Mr. McElroy was born in Boston, Mass., July 16, 1861; he died in Pittsburg, Pa., July 6, 1894.
Mark Murphy, the celebrated Celtic comedian, was not always thus. In the Spring of 1877 he was a member of Sargent’s Minstrels in California.
Mr. Murphy was not born in Cork—but knows how to use it.
(Courtesy of Byron Studio, New York)
PRIMROSE AND DOCKSTADER’S MINSTRELS;
Victoria Theatre, New York City, about March 1, 1902.
Reading from left to right—Neil. O’Brien, Harry Howard, Edw. Le Roy Rice, Geo. Sinclair, Harry A. Ellis,
Fred. Gladdish, Franklyn Wallace, Jas. B. Bradley, Wm. H. Hallett, Geo. Primrose, ——,
Wm. Scott, Charles Parr, ——, ——, Eddie Leonard.
Puzzle—Find “Slim Jim” Dukelan, “Mike” Latham and the Foley Twins.

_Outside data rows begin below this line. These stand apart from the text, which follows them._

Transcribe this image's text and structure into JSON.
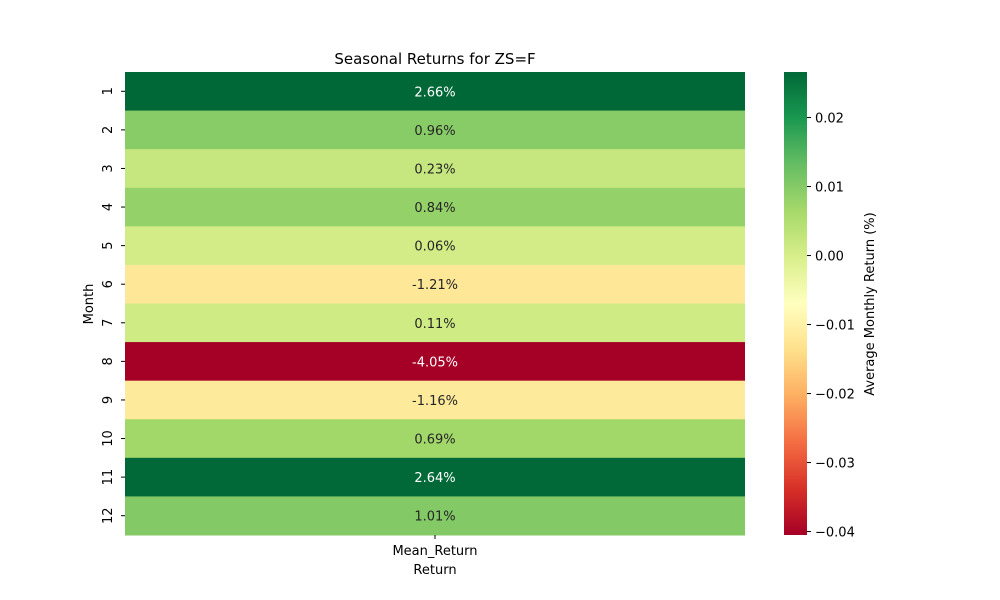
{
  "chart_data": {
    "type": "heatmap",
    "title": "Seasonal Returns for ZS=F",
    "xlabel": "Return",
    "ylabel": "Month",
    "x_categories": [
      "Mean_Return"
    ],
    "y_categories": [
      "1",
      "2",
      "3",
      "4",
      "5",
      "6",
      "7",
      "8",
      "9",
      "10",
      "11",
      "12"
    ],
    "values": [
      0.0266,
      0.0096,
      0.0023,
      0.0084,
      0.0006,
      -0.0121,
      0.0011,
      -0.0405,
      -0.0116,
      0.0069,
      0.0264,
      0.0101
    ],
    "cell_labels": [
      "2.66%",
      "0.96%",
      "0.23%",
      "0.84%",
      "0.06%",
      "-1.21%",
      "0.11%",
      "-4.05%",
      "-1.16%",
      "0.69%",
      "2.64%",
      "1.01%"
    ],
    "colorbar": {
      "label": "Average Monthly Return (%)",
      "colormap": "RdYlGn",
      "vmin": -0.0405,
      "vmax": 0.0266,
      "ticks": [
        0.02,
        0.01,
        0.0,
        -0.01,
        -0.02,
        -0.03,
        -0.04
      ],
      "tick_labels": [
        "0.02",
        "0.01",
        "0.00",
        "−0.01",
        "−0.02",
        "−0.03",
        "−0.04"
      ]
    }
  }
}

Wm. S. Cleveland for several years held one of the highest positions in the realms of burnt-cork amusements.
It was of him that the late William H. West once said—“that he was the greatest executive that minstrelsy ever knew.” Like several of his contemporaries, he began his professional career in an humble capacity in his native town, and shortly after went away with a circus.
In 1882 Mr. Cleveland was lithographer with Barlow, Wilson, Primrose and West’s Minstrels; the three succeeding years he was with the Gigantean Minstrels; Barlow, Wilson’s Minstrels, Cal. Wagner’s Minstrels and Hallen and Hart’s Company.
July 30, 1885, he assumed the management of McNish, Johnson and Slavin’s Minstrels at the inception of that organization, and continued in that capacity for two seasons.